那你再看,咱們多少老同志攢一輩子錢最后交了黨費,支援國家建設一干就是一輩子,啥也不求......但人家從碗里嘴里省點就抵得上多少老同志幾輩子,你說怎么辦?”
盧平語氣傷感,眼圈微紅。
周正微微點頭,輕輕吐了口氣。
“老周,咱們現在搞經濟建設很需要這些愛國商人的支持,不過也要講究方式方法,逼捐這一套肯定不行的!你逼了一次能成,第二次呢?冷了人心人家還能理你嗎?”
“唉,很多事也不是光有錢就可以的,你看...以前的事不提了,就拿現在來說吧,跟人家談投資,也得顧慮他們的一些做法,考慮到他們是不是有別的什么要求。
比如他們捐東西就會加點別的要求,要個回報,少的像是冠個名,包玉剛,也是香江的有錢人,也是愛國商人,那年在他老家捐了樓,就說要用他父親的名字叫那個樓,首長特批的,別的呢?”
“嗯?”
“有的捐十萬二十萬的,就要這個那個的,這種事多了,那邊有個電視臺,就老想著把電視信號轉進來,我們都沒法同意,因為有負面影響要考慮。
那像這一次,你說人家掏這些錢了,回頭說個什么事,我們是辦還是不辦?”
盧平把本子轉個向亮給周正:“首體廠一個就要這個價,一百萬個多少錢?這么多錢,你說...不好拿啊!”
“......”
“辦?我們免計劃這是吃大虧的!不辦?人家這真金白銀掏出來支持你啊!”
“他這個不是買免計劃的吧?你會不會想多了?”周正問道。
“都一樣的,人家也看不上免計劃送的那點小東西......送禮得還啊!還禮得對等......這幾千萬咱們得還什么?不還,以后這關系還怎么處?外人怎么看我們?人家都在看,他不要,那別人還要呢!”
盧平摘下老花鏡,掏出手絹,擦了鏡片擦腦門,“這孩子大局感差就不說了,人情世故怎么也不懂,老周啊老周!你放他出去之前沒給培訓一下?”
“我....也不懂這個......”周正拿起火機,終于開始點煙了,雖然盧平話不好聽,但貌似說得合情合理。
霍應東的名字,周正也是多次聽過,那么他做出這么個舉動來配合內地的計劃似乎更多是出于愛國情份,只是這種政商關系的復雜程度,已經遠遠超出了他的想象。
“這些事,其實是一件事,老周,你沒看出來嗎?都是為了他那個免計劃,唉!把別人哄得跟著轉,真事似的!”

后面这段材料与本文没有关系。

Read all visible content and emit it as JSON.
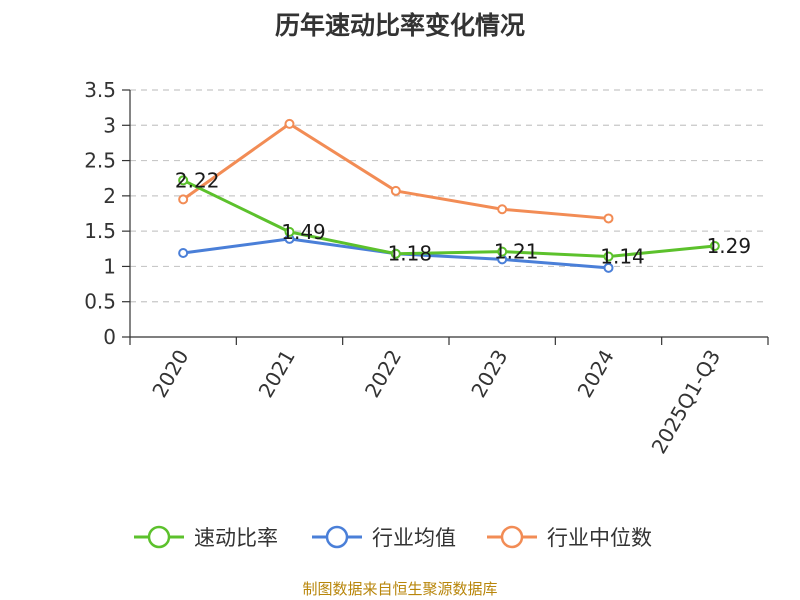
{
  "chart_data": {
    "type": "line",
    "title": "历年速动比率变化情况",
    "categories": [
      "2020",
      "2021",
      "2022",
      "2023",
      "2024",
      "2025Q1-Q3"
    ],
    "ylim": [
      0,
      3.5
    ],
    "yticks": [
      0,
      0.5,
      1,
      1.5,
      2,
      2.5,
      3,
      3.5
    ],
    "ytick_labels": [
      "0",
      "0.5",
      "1",
      "1.5",
      "2",
      "2.5",
      "3",
      "3.5"
    ],
    "grid": true,
    "legend_position": "bottom",
    "series": [
      {
        "name": "速动比率",
        "color": "#5cc12c",
        "values": [
          2.22,
          1.49,
          1.18,
          1.21,
          1.14,
          1.29
        ],
        "labels": [
          "2.22",
          "1.49",
          "1.18",
          "1.21",
          "1.14",
          "1.29"
        ]
      },
      {
        "name": "行业均值",
        "color": "#4a7fd8",
        "values": [
          1.19,
          1.39,
          1.18,
          1.1,
          0.98,
          null
        ]
      },
      {
        "name": "行业中位数",
        "color": "#f28c55",
        "values": [
          1.95,
          3.02,
          2.07,
          1.81,
          1.68,
          null
        ]
      }
    ]
  },
  "source_note": "制图数据来自恒生聚源数据库"
}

盧平又拿起電話,按著號,“我得再問清楚點,恐怕工委會那邊還沒看出這么多彎彎繞繞,哼!”
…...
“你們去把門關了。”韓力回頭吩咐道。
他剛才已經想明白了,這黃志恒鳩占鵲巢還滅人滿門,與鄰人的關系肯定好不到哪去,直接關門估計也不會有人來打聽。
更何況這是濠江,就算給人看到把人綁走,估計也以為是欠了賭資。
關門,開燈,昏黃的燈光照下來,整個店里頓時顯露出一股陰森恐怖的氣氛。
所有的家具都拉出奇形怪狀的影子,發黑的青磚地,黑黃的墻面,玻璃隔間里頭,案板上還擺著幾塊肉,在燈光下帶著慘淡的紅......
知道這里不久之前死過九個人,又都被分了尸,縱然這些人都是經過培訓見過血的,也不由得寒毛林立。